Kindred and Thomas have a nice piece in FP about the peripheral-ness of Greece and the low likelihood that a Grexit will cause a global downturn like the US financial crisis did.
I largely agree with their points (though the 97 Asian crisis wasn't a small event to me), even though I recently put up a post asking "Will Greece be Europe's Lehman Brothers"?
Kindred commented on my post making many of the points in the FP piece, but now I can see that we were somewhat using the same words to talk about two different things.
In the US financial crisis, the political decision to let Lehman Brothers go, was the catalyst to all hell breaking loose in US financial markets. I was asking whether a political decision to let Greece go would be the catalyst to all hell breaking loose with the Euro (spurring contagion to produce multiple exits from the Euro)
I still think it could, but that is not to say the global fallout will be anything like the global fallout from the US financial crisis, which is Kindred's point.
Also of note, in this morning's NY Times, LeBron has a piece arguing that the Euro may fall apart altogether, which would probably have greater global consequences that just a southern member exit.
1 comment:
Thanks!
We don't think Asian 97 was a small event either. We just think it was a small event for non-Asian countries. We go into much greater detail in the underlying paper (currently R&R), but global growth, trade, equity markets, etc. all stayed positive in the years during the Asian crisis. Only local markets in Asia were severely affected.
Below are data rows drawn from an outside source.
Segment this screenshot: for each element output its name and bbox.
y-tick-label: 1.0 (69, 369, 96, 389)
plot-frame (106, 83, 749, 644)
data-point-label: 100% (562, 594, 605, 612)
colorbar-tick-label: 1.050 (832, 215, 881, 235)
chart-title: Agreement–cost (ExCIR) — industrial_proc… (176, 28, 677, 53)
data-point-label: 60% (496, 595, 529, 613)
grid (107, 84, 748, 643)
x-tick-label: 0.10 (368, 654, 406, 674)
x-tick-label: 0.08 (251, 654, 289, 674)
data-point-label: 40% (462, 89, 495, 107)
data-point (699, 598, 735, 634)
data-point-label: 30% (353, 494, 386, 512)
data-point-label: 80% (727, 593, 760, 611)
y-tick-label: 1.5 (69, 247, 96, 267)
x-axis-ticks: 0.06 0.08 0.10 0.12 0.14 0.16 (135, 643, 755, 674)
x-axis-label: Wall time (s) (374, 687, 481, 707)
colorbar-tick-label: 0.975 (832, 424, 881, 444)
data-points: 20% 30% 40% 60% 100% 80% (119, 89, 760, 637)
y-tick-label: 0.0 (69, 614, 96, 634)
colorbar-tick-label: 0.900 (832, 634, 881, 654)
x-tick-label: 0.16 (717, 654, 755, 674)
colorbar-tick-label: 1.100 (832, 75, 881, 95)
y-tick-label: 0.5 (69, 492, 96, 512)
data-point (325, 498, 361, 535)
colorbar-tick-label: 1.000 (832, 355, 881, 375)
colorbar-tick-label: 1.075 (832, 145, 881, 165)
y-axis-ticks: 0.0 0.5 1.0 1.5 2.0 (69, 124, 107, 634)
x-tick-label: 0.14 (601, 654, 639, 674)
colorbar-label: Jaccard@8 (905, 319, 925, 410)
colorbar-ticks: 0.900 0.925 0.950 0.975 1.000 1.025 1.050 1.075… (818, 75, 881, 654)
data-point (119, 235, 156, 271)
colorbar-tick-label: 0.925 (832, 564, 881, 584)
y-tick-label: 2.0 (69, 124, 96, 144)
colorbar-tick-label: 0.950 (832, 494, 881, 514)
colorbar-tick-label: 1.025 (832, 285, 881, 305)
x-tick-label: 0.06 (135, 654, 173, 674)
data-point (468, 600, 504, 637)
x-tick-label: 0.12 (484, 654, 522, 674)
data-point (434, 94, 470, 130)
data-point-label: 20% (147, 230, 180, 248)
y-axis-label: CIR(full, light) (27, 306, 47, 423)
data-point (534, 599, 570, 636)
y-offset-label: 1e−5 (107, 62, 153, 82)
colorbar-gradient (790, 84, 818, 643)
As we say in the FP piece (and spell out in more depth in the paper), Asia 97 was very bad for Korea, Thailand, Malaysia, and Indonesia, somewhat bad for Hong Kong, Japan, and a few other (mostly Asian) countries with direct exposure, but was practically a non-event everywhere else. The US had zero bank failures resulting from it. I don't know of any in Europe either.
We generally think of the late 90s as being a very good time for growth in the US and the ROW. One of the best times in post-war history, in fact. That view is not compatible with a story that says that Asia was a severe global crisis.